‘ROCKABILLY RIOT: ALL ORIGINAL’
Above: Album cover art for ROCKABILLY RIOT: ALL ORIGINAL
Congratulations on the new album, there is something gloriously uncomplicated about Rockabilly. . .it’s both badass and uplifting. How do you describe Rockabilly?
BRIAN SETZER: Rockabilly music should be up there in regards with blues music. It should be playing in arenas. And, I think, it’s better than the blues because it has a style to it, it has accomplished musicians playing it and it’s totally American. So I think it’s very underrated music that should be more in the forefront of our culture.
Can you talk about the joy you had creating this specific Rockabilly album?
SETZER: You know, when my guitar and my amp and my echo unit are playing perfectly and in tune the way they do there’s no reason to turn it off. I was on the road for two months. I had given the songs I’d written to all the band members and we hadn’t arranged them. So this record was different where we didn’t have to sit down and labor over arrangements, everything was learned, and my guitar sound sounded so good I just made the record. We didn’t need to change guitars, amps, microphones, we just cut a rockabilly record there’s no overdubs there’s no splicing there’s no auto tuning, what you hear is what you get, it’s pretty much us making live music.
Tell us about the chemistry in the studio between you, producer Peter Collins and the Rockabilly musicians who joined you on the album?
SETZER: I think the only way you can make a better rockabilly record is if you get Elvis to sing…because Mark Winchester Kevin McKendree and Noah Levy are the best in their craft. Nobody plays a better slap bass than Mark. Kevin McKendree calls himself a “rockabilly piano player,” I’ve never heard anybody say that. And Noah just has a very swampy groovy feel, which makes the whole thing sound kinda loose. Peter Collins…it’s funny how English people seem to have a more sensibility about what rockabilly music is, even though it was invented in the South…they seem to know what it should sound like. Peter Collins is experienced and an accomplished producer, he’s done a lot of records, but he loves rockabilly music and he knows what it should sound like.
What do you feel ultimately separates this album from your previous ones?
SETZER: Boy, I’ve made a lot of records. I think this album is pretty similar to two albums I’ve cut in the past. It sounds to me a little be like “Ignition: Part 2” and also like the first Stray Cats record. It’s rockabilly songs. It’s not just blues songs in the rockabilly style. People like to call it “neo-billy” I suppose which is some invented word that somebody came up with, but if that’s the word they want to use, I’d like to go with that because it sounds to me like it’s very modern and fresh sounding rockabilly.
“Let’s Shake” is a burning up-tempo tune…a perfect setup for the rest of the album and a terrific single.
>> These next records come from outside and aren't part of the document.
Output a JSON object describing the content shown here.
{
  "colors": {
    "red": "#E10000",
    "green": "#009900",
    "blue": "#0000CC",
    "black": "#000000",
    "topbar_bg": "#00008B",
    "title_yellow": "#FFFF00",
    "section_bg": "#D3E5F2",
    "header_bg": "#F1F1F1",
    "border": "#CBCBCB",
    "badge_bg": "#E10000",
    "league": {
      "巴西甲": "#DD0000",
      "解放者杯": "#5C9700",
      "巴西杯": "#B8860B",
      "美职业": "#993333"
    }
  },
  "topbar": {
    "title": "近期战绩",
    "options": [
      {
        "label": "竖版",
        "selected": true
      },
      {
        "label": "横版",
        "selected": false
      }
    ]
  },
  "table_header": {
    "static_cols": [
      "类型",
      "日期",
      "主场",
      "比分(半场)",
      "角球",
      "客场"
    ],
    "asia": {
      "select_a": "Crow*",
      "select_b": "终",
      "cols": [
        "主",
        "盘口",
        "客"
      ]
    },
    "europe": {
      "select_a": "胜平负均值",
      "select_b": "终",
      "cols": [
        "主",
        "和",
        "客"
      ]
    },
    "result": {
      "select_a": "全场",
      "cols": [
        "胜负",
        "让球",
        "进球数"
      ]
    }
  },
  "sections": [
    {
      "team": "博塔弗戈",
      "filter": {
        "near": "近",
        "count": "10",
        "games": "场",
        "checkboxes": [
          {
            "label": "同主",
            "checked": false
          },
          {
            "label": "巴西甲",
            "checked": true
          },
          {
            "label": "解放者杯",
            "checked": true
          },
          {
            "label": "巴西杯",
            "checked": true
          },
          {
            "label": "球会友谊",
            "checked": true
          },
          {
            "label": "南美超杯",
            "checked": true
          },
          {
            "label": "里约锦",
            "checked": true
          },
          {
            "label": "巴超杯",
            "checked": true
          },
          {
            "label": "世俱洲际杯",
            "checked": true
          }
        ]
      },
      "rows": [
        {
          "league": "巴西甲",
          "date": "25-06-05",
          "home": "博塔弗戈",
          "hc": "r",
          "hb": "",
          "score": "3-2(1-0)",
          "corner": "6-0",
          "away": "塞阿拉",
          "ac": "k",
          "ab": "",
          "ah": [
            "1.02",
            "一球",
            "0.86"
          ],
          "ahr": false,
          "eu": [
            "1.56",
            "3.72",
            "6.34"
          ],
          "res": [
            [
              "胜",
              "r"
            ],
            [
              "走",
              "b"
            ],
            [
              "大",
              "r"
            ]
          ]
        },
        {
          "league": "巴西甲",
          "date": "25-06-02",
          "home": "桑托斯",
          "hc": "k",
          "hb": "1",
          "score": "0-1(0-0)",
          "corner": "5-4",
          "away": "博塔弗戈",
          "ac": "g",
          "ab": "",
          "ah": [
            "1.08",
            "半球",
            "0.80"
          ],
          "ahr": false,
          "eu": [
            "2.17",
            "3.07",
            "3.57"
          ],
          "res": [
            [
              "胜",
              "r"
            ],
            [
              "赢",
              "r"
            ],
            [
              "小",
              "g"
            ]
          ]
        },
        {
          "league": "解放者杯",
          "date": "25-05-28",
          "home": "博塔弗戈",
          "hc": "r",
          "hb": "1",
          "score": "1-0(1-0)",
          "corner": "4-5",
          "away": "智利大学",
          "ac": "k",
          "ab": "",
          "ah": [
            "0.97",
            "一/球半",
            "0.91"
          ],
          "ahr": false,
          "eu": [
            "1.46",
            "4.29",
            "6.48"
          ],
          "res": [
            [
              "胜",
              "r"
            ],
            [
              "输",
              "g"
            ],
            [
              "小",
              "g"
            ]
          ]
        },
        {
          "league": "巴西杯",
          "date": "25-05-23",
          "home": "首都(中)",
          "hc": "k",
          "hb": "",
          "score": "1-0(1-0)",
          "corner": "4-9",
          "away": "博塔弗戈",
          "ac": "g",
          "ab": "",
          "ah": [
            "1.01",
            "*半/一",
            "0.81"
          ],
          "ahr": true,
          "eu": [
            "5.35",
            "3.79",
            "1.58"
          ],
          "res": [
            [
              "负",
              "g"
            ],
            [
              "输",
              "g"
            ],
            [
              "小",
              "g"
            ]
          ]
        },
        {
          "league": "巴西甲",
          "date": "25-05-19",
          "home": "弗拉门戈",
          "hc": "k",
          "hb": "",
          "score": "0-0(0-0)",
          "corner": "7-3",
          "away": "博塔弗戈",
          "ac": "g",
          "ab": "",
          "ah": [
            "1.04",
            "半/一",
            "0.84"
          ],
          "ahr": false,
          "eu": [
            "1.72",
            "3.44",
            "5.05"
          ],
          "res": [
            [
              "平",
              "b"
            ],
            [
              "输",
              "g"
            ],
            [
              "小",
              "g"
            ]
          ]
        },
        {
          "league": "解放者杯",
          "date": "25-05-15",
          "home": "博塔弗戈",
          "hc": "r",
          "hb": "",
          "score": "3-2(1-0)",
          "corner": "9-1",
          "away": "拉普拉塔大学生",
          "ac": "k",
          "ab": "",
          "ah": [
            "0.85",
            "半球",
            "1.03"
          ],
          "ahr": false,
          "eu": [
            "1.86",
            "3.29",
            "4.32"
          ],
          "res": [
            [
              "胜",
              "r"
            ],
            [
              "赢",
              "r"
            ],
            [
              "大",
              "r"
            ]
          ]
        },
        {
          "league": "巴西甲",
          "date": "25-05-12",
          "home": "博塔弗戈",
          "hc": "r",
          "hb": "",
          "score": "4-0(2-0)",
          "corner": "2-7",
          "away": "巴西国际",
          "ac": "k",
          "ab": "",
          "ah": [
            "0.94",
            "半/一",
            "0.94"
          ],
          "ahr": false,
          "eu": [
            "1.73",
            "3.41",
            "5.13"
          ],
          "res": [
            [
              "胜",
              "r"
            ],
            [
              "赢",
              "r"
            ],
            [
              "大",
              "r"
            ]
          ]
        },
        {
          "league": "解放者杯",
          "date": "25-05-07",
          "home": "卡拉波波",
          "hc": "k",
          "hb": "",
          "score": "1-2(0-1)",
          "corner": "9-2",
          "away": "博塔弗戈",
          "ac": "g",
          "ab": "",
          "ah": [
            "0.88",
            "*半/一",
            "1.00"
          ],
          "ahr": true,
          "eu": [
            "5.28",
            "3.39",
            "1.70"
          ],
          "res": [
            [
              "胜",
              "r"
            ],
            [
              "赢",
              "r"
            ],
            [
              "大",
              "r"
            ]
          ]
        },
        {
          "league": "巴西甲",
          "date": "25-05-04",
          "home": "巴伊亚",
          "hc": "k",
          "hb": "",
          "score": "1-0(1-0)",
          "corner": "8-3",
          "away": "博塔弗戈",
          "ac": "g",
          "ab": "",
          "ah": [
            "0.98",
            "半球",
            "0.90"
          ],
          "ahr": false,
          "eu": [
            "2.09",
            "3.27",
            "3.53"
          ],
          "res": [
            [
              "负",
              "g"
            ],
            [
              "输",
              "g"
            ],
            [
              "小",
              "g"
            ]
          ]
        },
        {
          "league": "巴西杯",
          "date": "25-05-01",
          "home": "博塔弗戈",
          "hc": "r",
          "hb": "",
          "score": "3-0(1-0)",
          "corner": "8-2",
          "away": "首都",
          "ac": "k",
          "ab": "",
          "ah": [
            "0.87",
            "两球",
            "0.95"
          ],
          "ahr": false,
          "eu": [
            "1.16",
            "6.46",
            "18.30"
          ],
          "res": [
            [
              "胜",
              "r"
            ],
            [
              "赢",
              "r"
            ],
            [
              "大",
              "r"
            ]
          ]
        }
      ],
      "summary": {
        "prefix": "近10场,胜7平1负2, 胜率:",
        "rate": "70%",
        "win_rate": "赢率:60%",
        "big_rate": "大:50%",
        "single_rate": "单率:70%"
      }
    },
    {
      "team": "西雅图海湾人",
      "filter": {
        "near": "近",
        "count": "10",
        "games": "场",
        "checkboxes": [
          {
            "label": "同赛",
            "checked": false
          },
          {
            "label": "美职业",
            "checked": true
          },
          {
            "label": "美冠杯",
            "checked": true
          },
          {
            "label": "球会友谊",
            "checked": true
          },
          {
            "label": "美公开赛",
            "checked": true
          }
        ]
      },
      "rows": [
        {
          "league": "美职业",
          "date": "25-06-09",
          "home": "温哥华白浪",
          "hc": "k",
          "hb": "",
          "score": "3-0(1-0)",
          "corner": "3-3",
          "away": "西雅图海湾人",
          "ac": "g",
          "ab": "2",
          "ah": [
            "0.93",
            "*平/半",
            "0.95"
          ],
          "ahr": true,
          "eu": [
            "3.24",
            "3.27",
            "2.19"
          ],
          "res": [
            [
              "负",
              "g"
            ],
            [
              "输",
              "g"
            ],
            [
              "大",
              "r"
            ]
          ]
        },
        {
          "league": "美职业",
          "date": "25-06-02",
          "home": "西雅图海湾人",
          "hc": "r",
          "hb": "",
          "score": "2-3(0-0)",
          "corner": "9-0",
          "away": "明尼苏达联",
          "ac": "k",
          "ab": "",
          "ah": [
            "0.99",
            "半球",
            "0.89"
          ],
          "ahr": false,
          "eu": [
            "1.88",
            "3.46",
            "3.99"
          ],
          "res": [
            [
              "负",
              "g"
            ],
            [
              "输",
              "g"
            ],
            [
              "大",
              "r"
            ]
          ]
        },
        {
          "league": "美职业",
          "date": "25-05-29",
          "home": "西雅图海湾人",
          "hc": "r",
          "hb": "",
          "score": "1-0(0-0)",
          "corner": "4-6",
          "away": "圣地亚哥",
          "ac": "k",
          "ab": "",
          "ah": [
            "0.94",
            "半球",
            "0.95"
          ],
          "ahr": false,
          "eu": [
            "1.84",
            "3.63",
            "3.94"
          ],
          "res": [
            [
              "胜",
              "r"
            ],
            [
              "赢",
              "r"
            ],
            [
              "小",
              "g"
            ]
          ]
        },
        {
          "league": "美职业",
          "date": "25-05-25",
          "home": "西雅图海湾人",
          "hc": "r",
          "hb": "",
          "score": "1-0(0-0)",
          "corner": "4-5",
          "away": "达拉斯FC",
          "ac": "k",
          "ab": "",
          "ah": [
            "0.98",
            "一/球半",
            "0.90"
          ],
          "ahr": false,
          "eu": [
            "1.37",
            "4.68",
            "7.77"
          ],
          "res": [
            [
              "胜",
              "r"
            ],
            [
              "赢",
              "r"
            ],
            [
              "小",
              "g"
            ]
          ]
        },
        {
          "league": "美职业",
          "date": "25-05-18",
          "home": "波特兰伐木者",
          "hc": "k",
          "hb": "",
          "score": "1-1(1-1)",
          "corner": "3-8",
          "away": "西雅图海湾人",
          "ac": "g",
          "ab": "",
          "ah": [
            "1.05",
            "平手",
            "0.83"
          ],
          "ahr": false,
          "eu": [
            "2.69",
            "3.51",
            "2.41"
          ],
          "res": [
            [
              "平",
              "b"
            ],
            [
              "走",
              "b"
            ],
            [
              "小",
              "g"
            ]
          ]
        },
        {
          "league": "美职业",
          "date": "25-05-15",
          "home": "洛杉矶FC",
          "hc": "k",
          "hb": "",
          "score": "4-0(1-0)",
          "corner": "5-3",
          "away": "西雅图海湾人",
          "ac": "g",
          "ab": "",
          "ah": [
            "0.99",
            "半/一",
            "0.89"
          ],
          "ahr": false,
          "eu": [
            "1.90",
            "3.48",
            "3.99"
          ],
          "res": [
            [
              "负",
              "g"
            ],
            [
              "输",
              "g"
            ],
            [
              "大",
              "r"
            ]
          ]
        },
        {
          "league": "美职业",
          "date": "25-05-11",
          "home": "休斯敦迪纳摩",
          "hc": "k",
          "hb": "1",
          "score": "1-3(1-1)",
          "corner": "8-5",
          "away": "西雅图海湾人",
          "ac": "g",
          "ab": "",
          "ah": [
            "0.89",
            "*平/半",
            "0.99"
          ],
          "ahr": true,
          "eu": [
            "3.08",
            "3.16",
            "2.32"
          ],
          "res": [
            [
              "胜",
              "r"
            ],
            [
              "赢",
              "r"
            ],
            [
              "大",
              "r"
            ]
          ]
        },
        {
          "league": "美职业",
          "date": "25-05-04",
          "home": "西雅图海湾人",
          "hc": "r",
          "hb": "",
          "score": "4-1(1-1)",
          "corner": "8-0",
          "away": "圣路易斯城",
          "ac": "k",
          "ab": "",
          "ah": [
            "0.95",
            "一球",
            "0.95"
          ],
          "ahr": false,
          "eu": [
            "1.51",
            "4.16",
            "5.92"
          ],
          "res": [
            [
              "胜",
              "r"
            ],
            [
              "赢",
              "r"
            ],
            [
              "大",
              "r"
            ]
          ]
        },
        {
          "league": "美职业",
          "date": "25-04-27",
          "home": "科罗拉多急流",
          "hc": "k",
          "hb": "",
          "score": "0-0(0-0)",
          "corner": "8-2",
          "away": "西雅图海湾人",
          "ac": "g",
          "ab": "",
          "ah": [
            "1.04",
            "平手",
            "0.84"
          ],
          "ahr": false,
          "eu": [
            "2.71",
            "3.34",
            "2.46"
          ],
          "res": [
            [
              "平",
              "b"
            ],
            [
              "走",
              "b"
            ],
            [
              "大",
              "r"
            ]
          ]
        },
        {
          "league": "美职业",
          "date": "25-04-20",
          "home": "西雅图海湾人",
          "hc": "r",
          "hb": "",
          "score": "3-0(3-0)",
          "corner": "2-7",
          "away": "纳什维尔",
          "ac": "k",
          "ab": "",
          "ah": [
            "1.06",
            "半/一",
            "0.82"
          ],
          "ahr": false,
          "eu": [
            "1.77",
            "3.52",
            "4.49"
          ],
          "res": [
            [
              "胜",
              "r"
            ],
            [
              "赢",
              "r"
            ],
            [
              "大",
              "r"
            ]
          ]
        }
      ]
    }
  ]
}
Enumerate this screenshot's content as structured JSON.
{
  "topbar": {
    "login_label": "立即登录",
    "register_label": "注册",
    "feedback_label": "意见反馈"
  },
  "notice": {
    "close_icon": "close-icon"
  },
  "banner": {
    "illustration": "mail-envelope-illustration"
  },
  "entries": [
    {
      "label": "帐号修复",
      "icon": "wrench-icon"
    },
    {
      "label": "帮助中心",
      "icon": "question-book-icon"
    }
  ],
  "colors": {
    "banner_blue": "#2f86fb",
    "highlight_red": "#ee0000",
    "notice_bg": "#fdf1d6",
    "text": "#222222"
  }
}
Can you talk about this song’s special mojo?
SETZER: Yeah, “Let’s Shake,” how come no one has thought of that title yet? We’ve been making rock ‘n roll now for 60 years and no one has come up with “Let’s Shake”? And I came up with it and I went “wow…Let’s Shake!” You know, oh god, it’s just so simple it’s magic. It’s got a really great guitar solo in it, just rock ‘n roll sounding…it’s not really “billy” sounding it’s more rock and roll. And, you know, there’s a difference. The rockabilly has a more of a slap back hillbilly sound and the rock and roll is more tough. Oh god, it’s got that great, I think it’s from 1928 piano it’s a Steinway. Again, it’s the simplest songs that are the hardest to write.
Another highlight of the album is “Vinyl Records.” Speaking of which, what are your three favorite vinyl records you own or once owned?
SETZER: Gene Vincent – Blue Jean Bop, Eddie Cochran – Greatest Hits and Elvis Presley – The Sun Sessions.
3-time Grammy-award-winner, Brian Setzer is a “Musician’s Musician” credited with continually taking chances with innovative and daring musical styles, while single-handedly resurrecting two forgotten genres of music (rockabilly in the ‘80’s and swing in the ’90’s). Along the way he has scored chart-topping hits throughout his decorated career as founder/leader of the Stray Cats, his 18-piece Brian Setzer Orchestra, and as a solo artist. He is consistently cited as one of the world’s greatest living guitarists, and has a best-selling, extensive line of elite Gretsch signature model guitars bearing his name. Brian made a cameo in the 1987 film, La Bamba (the biographical film written following the life and career of Chicano rock ‘n’ roll star Ritchie Valens), portraying rockabilly pioneer Eddie Cochran. In 2002, Brian earned the distinct honor of being one of the few musicians to be animated in an episode of “The Simpsons,” an episode which also featured rock ‘n’ roll legends Mick Jagger and Keith Richards.